It’s perfectly natural to want sympathy for your own personal struggles and because each of us feels our struggles so intensely, we want others to understand.  “It’s hard to be me.”  Eventually, we need to step away from our self-pity.  We need some “tough-love” from someone willing to tell us to…

“Take responsibility.“

“Look, I can hold your hand, share a good cry, commiserate, tell you that I know life is not fair, that you got dealt a crummy hand, that you’ve been cheated by things outside your control, that the ill which has befallen you is not your fault. I can say with conviction that I understand and sympathize with the fact that we cannot prevent all of the disappointments, losses, and tragedies that occur in our lives, and I realize that we are not born with equal abilities.
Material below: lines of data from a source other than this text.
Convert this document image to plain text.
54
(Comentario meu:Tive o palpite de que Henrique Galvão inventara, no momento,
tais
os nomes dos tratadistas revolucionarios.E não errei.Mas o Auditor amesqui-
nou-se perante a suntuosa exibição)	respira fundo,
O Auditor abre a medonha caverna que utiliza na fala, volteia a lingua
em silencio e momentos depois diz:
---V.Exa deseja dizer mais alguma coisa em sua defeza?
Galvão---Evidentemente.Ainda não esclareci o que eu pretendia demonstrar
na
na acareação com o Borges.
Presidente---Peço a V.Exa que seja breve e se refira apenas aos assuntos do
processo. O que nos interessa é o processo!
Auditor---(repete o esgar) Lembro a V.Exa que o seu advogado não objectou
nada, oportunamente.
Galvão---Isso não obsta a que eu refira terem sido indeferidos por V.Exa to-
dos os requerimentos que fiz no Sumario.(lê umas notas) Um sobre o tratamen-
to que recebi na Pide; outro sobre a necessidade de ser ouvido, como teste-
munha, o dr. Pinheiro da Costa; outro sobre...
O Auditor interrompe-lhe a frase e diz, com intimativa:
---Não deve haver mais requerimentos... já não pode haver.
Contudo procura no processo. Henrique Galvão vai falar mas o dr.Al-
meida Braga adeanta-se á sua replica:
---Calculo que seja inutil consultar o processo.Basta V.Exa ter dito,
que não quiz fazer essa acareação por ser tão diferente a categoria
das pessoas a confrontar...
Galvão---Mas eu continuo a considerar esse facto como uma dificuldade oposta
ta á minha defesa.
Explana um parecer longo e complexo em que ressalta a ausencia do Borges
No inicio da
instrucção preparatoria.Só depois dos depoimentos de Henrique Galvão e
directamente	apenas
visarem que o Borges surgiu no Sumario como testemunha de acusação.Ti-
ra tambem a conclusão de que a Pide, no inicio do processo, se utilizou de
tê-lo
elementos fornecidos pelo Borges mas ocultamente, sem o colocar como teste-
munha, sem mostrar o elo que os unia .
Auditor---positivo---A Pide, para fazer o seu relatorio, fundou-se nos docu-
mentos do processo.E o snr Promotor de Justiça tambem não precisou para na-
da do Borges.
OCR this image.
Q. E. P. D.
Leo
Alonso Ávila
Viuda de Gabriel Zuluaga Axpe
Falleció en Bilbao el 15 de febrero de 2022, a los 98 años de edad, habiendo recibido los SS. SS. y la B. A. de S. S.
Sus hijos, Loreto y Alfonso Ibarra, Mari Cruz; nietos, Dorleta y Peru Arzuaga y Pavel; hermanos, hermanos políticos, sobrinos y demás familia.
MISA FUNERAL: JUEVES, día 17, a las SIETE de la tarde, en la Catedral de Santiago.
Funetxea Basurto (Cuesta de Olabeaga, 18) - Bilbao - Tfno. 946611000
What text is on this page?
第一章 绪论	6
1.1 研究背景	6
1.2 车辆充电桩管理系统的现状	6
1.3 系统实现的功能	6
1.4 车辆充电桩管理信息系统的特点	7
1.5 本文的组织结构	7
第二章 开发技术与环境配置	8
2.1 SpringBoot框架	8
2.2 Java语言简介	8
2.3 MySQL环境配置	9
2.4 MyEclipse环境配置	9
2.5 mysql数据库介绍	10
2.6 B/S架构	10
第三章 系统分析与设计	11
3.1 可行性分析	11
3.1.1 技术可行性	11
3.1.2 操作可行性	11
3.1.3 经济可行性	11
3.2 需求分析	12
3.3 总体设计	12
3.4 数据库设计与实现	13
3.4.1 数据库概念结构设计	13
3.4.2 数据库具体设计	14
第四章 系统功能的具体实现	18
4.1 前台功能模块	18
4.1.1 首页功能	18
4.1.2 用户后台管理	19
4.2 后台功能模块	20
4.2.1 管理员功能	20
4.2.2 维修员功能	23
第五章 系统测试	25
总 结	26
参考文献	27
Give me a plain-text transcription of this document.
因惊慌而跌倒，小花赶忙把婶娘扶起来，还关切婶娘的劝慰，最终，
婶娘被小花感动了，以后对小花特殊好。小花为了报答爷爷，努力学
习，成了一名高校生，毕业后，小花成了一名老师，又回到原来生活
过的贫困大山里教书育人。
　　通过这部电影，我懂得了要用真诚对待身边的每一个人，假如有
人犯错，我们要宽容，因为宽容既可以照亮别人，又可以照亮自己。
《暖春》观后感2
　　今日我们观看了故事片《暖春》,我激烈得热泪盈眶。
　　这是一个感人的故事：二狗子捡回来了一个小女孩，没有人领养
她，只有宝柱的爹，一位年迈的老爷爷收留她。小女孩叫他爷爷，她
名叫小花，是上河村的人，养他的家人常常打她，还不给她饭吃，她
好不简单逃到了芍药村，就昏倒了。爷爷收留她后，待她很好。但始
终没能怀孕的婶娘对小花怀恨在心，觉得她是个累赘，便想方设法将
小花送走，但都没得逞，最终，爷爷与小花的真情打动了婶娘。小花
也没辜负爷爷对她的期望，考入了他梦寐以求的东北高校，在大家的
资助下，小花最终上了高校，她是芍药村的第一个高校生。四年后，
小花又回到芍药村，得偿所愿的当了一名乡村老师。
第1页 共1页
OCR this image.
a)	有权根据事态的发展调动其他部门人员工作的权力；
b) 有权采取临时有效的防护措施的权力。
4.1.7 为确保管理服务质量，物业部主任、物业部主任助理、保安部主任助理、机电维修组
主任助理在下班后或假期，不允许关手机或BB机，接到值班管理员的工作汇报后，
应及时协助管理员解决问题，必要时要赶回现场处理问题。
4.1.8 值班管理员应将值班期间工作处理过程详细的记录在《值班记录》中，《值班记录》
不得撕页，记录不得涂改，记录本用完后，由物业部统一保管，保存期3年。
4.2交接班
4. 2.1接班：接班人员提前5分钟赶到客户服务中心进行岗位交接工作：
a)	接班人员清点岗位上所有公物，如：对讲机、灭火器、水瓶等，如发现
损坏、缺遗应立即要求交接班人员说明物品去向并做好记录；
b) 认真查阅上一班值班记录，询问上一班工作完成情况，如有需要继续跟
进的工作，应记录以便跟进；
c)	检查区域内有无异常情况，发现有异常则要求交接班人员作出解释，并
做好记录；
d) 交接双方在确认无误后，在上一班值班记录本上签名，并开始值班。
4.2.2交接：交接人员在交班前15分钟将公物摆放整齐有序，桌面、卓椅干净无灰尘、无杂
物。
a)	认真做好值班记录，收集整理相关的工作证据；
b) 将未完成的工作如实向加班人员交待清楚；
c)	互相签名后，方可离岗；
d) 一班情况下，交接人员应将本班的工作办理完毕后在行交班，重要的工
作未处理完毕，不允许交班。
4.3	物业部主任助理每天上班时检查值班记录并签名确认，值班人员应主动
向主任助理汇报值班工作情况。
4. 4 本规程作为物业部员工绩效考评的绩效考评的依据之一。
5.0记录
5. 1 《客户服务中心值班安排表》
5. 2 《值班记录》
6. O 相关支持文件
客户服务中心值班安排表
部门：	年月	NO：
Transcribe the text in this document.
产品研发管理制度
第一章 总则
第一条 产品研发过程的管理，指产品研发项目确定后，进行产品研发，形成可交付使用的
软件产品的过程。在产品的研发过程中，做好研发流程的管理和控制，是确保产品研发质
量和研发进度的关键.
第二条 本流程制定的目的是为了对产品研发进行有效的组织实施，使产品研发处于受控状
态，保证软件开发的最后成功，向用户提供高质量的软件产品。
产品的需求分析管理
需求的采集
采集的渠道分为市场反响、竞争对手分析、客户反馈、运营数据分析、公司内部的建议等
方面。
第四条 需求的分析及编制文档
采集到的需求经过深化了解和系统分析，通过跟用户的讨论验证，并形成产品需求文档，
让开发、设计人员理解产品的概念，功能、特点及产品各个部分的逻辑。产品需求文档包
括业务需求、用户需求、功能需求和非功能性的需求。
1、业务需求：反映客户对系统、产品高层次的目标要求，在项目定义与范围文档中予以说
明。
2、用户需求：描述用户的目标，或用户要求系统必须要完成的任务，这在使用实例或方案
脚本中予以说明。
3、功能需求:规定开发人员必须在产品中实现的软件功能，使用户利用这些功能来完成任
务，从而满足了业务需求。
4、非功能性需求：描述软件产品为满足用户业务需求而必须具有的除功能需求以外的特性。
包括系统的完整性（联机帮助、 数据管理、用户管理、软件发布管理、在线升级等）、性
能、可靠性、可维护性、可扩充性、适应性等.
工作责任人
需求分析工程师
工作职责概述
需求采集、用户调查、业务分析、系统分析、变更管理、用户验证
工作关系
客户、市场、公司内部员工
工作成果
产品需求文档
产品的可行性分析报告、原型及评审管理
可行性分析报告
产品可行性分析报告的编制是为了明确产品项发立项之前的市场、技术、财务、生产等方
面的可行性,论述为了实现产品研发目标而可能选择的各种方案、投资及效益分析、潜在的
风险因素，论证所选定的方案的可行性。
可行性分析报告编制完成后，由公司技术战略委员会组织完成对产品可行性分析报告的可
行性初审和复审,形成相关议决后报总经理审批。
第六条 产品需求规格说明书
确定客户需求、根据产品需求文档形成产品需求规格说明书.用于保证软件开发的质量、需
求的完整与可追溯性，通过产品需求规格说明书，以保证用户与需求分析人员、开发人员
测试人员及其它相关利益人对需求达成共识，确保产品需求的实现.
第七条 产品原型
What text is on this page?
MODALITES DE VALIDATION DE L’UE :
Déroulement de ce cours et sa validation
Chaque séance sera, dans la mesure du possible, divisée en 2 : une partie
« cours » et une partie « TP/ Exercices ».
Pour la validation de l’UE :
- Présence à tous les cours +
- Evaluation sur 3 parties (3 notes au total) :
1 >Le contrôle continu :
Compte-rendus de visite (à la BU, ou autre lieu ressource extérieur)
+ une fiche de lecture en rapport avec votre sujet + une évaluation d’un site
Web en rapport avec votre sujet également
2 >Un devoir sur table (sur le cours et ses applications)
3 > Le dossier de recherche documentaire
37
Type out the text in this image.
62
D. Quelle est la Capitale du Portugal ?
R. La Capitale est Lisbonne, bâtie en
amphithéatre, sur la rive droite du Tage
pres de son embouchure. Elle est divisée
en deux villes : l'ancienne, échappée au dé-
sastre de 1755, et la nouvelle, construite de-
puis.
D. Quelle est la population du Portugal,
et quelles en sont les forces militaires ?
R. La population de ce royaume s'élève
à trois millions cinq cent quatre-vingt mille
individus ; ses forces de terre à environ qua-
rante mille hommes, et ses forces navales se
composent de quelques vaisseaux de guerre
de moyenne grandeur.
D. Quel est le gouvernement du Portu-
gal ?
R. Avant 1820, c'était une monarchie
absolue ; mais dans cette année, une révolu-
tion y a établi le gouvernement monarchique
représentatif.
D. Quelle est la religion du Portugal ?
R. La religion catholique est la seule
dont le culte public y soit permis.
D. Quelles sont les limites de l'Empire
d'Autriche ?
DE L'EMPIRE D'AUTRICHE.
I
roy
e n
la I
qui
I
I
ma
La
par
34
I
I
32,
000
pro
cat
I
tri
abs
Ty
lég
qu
We agree, life can sting.”  The Confidence Course, Walter Anderson.

How do you take responsibility for something you don’t understand?  In childhood, we adopt our parent’s unhealthy coping mechanisms and carry them with us through our adulthood until the consequences result in self destructive, often criminal behaviors that cause damaged relationships.

I believed I deserved to be abused.  I deserve to suffer because I’m not perfect.  I should be perfect.  Sure, no one is perfect, but I have to be.

“Why?  Why do you have to be perfect but no one else has to be perfect?”


When the secret is discovered, “How can you make yourself throw-up?  That is so disgusting!”  They don’t understand what it’s like.  The carnal hunger chips-away at my willpower, with the song of the growling stomach.  I can be stronger than the craving; I will restrict what goes in because my body can’t be trusted not to turn every satisfying morsel into fat.  I eventually weaken as though the call of hunger is stealing my strength becoming stronger until I am too weak to resist.  My mind blacks out running on what feels like pure instinct and I feel numb.  I slowly regain mental consciousness.  It’s too late, I’ve lost control, my stomach is aching full and I’m surrounded by empty containers and wrappers.  The feeling of shame floods over me.  How could I be so weak?  I’m overwhelmed with guilt for betraying my body.  I must resort to emptying my stomach of all of that evil, nasty, fat-making food and bask in the somewhat orgasmic relief it provides.

I worked out for months and never seemed to gain any muscle definition.  What was the point?  I eventually gave-up.  I assumed I just wasn’t capable of building muscles.  No matter how hard I try, my stomach is always protruding out.  All of these years, sacrificing and here I am depressed to the point of suicidal thoughts.  What has it gotten me?  I’ve been self-destructive for years because I was unwilling to face my biggest fears.  I didn’t want to be alone because I was fat and ugly and here I am 20 years later still struggling with these feelings when they aren’t even relevant anymore.  It’s easy to say on the surface, “I don’t care what people think of me.”  Though pushing the stinging feeling of truth deep down inside is not so easy, I needed people to convince me that I am worthy of even existing.

I thought about what was holding me back from getting the help I knew that I needed.

My parents discouraged me from seeking professional help using words such as “Shrink,” “head doctor,” “quack,” implying that they are shysters.  “No one in their right mind needs help.”  “Mental illness is means that you are weak and crazy.”

The people around me are tired of hearing it.

“Why are you telling me your problems?”

“There is nothing I can do about it.”

It is a common misconception learned in childhood.  If a child cries, typically a parent holds her to sooth her pain, while re-assuring her that “everything is going to be okay.”  When we are adults, there is often no one who is willing to empathize with our struggle.  Some people lash-out, some withdrawal, but everyone distracts from discomfort.